Pairing Start and End Hours
I will over complicate the flagging of even and odd numbers to show another really cool functional concept of currying, while currying is not encouraged by the tidyverse the partial functions does make it pretty easy to use (same as Python)
The other cool concept is that you can negate a function, in this case turning the results of is_even into is_odd
diviseble_by <- function(number_vector,divisor,quocient) {
number_vector %% divisor == quocient
}
is_even <- partial(diviseble_by,divisor = 2,quocient = 0)
is_odd <- is_even %>% negate()
1:10 %>% is_even
## [1] FALSE TRUE FALSE TRUE FALSE TRUE FALSE TRUE FALSE TRUE
1:10 %>% is_odd
## [1] TRUE FALSE TRUE FALSE TRUE FALSE TRUE FALSE TRUE FALSE
We then use these functions to unite our start and end minutes
pair_wise_combination <- function(character_vector){
vector_i <- seq_along(character_vector)
ends <- vector_i %>% is_even
begins <- vector_i %>% is_odd
str_c(character_vector[begins],character_vector[ends],sep = " ")
}
readable_time %>% pair_wise_combination
## [1] "11:31 11:59" "14:31 15:59"
That is all folks.
My answer also works for n people
I can answer questions anywhere, please do share it if you have enjoyed it.

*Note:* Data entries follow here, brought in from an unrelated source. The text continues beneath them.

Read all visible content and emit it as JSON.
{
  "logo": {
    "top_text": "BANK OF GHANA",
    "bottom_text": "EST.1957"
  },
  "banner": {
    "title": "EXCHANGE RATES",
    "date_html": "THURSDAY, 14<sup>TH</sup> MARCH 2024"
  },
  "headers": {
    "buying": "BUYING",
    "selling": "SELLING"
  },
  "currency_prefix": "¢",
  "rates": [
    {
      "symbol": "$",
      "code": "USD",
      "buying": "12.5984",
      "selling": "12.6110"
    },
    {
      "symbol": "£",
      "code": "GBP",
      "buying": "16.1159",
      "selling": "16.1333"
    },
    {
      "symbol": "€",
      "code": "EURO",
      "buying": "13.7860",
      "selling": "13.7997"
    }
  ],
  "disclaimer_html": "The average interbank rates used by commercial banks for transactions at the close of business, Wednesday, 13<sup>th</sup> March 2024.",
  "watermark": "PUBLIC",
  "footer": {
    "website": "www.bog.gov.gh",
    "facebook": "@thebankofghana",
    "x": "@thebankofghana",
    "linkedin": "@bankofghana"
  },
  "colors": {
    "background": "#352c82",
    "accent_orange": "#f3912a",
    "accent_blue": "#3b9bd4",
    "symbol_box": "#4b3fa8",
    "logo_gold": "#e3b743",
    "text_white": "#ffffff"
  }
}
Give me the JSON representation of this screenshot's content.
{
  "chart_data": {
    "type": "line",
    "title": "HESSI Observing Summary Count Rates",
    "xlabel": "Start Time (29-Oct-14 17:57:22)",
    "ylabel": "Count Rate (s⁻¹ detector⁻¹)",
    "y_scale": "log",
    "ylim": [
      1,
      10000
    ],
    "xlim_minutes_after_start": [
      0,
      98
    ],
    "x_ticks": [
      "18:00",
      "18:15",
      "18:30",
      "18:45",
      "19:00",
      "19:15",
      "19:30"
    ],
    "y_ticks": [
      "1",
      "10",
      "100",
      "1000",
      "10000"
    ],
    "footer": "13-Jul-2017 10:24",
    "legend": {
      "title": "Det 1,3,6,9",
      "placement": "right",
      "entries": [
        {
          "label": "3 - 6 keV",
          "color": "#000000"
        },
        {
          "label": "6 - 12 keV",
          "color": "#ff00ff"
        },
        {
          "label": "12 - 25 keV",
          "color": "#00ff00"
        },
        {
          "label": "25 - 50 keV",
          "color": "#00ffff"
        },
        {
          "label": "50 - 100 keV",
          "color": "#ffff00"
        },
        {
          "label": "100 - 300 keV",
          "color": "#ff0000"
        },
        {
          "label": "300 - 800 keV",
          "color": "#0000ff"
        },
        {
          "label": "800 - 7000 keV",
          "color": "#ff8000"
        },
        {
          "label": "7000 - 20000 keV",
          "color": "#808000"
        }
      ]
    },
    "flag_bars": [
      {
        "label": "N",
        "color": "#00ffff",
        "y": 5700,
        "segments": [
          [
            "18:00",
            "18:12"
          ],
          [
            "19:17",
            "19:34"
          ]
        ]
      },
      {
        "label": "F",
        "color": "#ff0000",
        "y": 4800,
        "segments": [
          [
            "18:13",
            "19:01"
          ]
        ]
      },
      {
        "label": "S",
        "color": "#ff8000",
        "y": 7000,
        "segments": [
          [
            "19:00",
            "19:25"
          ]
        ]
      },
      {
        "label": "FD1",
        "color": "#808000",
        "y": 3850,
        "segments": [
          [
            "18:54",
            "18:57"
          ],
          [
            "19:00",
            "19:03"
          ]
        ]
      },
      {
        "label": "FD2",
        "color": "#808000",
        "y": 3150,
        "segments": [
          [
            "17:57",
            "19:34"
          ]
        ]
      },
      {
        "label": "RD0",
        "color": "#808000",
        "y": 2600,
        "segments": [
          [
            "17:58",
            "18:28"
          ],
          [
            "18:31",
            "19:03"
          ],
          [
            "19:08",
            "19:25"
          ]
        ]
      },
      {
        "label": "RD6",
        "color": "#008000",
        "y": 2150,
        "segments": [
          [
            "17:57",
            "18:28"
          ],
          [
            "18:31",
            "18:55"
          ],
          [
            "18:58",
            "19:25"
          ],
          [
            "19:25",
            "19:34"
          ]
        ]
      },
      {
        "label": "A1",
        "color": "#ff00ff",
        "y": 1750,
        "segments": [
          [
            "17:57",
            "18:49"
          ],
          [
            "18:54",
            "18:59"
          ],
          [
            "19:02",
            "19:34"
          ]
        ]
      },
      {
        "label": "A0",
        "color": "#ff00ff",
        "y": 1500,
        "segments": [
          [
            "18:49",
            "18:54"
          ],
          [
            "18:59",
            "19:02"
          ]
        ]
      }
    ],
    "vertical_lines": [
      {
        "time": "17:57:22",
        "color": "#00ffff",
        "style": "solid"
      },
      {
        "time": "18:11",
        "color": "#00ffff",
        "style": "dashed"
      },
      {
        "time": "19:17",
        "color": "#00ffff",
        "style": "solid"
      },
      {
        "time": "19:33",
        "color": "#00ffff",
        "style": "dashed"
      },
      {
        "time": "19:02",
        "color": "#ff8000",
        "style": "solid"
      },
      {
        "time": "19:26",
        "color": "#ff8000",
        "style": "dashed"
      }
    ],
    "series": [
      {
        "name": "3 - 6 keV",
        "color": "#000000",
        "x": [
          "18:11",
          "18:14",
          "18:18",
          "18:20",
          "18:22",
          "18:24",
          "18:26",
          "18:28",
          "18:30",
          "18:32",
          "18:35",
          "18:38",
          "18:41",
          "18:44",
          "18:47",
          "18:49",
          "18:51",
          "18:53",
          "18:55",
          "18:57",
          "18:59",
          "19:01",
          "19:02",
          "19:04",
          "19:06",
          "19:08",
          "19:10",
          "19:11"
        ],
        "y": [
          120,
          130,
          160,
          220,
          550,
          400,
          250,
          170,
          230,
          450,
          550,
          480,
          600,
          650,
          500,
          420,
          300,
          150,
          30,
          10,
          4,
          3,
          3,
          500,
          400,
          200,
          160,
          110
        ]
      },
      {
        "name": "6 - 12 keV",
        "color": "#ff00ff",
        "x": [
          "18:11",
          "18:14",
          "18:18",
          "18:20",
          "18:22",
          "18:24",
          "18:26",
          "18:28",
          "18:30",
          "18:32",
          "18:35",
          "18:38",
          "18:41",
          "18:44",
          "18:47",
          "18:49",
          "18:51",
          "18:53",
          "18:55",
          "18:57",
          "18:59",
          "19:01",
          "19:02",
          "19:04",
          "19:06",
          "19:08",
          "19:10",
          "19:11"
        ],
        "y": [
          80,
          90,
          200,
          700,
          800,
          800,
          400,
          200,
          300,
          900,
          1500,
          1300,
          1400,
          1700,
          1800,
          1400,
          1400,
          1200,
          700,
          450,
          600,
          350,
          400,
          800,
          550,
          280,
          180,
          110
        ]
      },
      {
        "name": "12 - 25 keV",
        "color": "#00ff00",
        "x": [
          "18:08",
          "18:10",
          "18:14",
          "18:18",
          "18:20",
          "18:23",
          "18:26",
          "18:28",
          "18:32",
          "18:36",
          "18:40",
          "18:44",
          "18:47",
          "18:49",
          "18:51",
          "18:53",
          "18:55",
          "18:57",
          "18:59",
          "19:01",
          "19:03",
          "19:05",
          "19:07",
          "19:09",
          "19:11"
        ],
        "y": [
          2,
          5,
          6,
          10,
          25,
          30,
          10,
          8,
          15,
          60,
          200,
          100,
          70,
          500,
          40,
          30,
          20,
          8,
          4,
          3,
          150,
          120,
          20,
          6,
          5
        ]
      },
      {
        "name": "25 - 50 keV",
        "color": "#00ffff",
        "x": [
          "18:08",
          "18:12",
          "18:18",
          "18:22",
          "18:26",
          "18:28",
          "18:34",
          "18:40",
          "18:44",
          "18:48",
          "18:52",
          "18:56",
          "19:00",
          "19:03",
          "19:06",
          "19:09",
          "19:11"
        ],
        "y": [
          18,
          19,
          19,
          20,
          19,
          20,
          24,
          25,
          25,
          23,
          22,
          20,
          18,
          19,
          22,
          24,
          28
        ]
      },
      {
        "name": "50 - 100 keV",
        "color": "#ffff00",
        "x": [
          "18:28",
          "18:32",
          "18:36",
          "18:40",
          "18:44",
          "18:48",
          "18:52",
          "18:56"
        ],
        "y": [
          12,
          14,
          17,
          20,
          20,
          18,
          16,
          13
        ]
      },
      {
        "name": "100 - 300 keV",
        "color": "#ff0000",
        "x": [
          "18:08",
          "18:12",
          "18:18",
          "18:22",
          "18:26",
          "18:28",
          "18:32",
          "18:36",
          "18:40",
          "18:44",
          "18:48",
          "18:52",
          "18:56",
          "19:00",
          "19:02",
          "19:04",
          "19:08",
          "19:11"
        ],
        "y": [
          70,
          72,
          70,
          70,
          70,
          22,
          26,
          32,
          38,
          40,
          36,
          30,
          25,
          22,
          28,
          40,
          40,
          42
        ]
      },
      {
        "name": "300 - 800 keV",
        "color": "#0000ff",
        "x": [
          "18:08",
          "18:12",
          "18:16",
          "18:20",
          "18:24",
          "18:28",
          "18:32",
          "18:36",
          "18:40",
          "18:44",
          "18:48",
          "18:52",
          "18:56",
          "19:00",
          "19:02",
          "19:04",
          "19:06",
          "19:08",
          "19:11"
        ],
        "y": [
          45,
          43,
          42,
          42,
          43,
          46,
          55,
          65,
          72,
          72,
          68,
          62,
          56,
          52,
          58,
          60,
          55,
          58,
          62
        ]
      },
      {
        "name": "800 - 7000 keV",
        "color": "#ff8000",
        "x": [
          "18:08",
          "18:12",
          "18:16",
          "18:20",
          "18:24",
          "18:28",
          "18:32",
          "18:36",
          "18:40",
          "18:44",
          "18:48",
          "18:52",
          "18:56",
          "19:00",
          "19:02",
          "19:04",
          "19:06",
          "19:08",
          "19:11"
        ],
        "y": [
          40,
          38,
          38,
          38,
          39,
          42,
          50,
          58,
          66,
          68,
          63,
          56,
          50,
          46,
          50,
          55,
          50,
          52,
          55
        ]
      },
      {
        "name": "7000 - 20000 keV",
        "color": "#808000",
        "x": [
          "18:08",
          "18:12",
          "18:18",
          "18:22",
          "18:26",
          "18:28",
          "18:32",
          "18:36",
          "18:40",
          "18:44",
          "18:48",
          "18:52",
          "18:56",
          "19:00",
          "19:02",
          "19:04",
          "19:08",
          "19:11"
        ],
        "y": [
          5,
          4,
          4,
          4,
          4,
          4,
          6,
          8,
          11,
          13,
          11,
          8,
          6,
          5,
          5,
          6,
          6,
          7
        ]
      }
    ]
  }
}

Big O problem and Data Science
I also failed because, I would have blankly stared into the interviewer face for a while before admitting that I have no idea the Big O of this answer is
While I do understand big O notation and its importance, I am not a Software Engineer nor a Computer Scientist, I have no idea how efficient my solution is, I know it is fast enough for me, but I understand that big O knowledge is a major difference while learning DS compared to the usual programming paths, rarely if ever people mention the Big O of our algorithms so I never deeply studied about the subject.